Stefen Chow for Fortune

By TIMOTHY MCDONALD

March 19, 2019

Smell is an often a neglected sense that designers rarely even consider. But it’s far more important than many people think, according to Sissel Tolaas, who has spent decades “literally exploring the world as a dog.”

The researcher and artist told the audience at Fortune’s Brainstorm Design conference in Singapore this month that smell actually has a fairly narrow biological purpose.

“The purpose of the nose is to find food and a partner,” she said. “Don’t forget that the next time you put perfume on your skin.”

Smell is closely linked to memory and emotions. Tolaas made use of this biological quirk at the conference by distributing postcards with a unique odor to help the audience members remember the event.

Even so, she said, smell is a forgotten, neglected sense. People underestimate the impact of particles that the human nose can detect.
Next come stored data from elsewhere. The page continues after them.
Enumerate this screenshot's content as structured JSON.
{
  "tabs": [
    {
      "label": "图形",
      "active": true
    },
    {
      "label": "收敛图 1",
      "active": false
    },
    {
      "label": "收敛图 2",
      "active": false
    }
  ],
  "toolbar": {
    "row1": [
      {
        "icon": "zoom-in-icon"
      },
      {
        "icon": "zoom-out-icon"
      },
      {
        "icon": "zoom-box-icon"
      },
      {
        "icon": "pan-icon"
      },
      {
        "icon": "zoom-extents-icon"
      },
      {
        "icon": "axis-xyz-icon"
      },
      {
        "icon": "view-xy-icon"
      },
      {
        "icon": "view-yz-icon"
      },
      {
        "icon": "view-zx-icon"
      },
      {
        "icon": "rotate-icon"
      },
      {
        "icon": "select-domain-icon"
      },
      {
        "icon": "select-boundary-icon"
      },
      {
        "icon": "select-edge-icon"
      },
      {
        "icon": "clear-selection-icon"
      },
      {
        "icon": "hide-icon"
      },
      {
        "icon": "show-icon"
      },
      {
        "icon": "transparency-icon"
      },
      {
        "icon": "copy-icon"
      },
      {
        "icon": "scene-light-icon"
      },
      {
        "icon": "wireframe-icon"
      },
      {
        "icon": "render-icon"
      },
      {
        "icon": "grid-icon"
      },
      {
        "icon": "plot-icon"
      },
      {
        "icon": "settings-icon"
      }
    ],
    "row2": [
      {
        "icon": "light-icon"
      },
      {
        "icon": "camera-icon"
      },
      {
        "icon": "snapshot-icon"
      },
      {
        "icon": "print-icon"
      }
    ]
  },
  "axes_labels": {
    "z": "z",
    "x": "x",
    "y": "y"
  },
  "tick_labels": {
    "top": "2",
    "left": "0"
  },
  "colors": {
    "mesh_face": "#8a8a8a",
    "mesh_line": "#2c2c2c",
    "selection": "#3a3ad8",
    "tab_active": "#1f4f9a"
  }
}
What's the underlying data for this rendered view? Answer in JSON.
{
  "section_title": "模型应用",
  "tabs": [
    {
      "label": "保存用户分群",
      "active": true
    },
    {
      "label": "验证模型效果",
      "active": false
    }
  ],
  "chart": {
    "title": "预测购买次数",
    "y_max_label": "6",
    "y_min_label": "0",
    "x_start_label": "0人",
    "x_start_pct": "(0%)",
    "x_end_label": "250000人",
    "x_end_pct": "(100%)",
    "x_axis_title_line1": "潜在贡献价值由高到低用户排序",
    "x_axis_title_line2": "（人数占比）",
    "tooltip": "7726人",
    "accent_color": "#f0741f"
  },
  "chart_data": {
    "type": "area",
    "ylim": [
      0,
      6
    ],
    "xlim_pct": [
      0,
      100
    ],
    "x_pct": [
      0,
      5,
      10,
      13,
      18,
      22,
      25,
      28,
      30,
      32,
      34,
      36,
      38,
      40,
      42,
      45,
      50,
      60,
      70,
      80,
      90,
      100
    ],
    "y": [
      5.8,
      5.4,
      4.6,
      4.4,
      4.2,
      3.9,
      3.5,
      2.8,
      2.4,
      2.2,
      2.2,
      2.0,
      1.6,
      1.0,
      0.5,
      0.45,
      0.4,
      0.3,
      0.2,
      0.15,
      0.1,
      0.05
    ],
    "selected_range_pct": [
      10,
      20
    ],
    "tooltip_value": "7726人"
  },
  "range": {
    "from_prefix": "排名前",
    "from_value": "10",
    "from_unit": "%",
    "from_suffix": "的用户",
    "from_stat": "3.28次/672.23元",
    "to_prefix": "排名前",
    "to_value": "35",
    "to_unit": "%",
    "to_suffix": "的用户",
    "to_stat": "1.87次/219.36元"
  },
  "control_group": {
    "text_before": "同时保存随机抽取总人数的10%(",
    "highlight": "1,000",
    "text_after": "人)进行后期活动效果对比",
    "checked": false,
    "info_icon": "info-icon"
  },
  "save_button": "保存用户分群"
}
“We live in multiple realities,” she said. “The invisible reality [of smell]—the real reality—seems to be forgotten. These particles are providing information beyond any other type of information.”

Tolaas has held a number of interactive exhibitions at galleries around the world, often aimed at encouraging people to look past appearances and consider how smell colors their perceptions of others.

“Rather than just looking at a person, the smell is providing information that trigger your emotion in the quickest time of any type of senses,” she said.

She also worked with a biotech company Gingko Biolabs to help replicate the scent of extinct plants using a blueprint made with genetic sequencing. “In total, we have three plants,” she said. “Two of them are on display.”

Not everything Tolaas does is an art project; she hopes her work will have practical applications, too. For example, Tolaas designed a bracelet designed to ward off sexual harassment using an odor intended to deter an attacker.

Designers tend to focus on visual elements, but smell has a fairly long history of industrial applications. Natural gas, for example, is odorless—but in 1826, scent was added so that people could detect potentially dangerous leaks.

Tolaas hopes her work will also have many uses beyond art.

“So not only am I simulating and replicating reality for various purposes,” she said, “but I’m also looking at the chemical compounds of smell molecules for functional purposes.”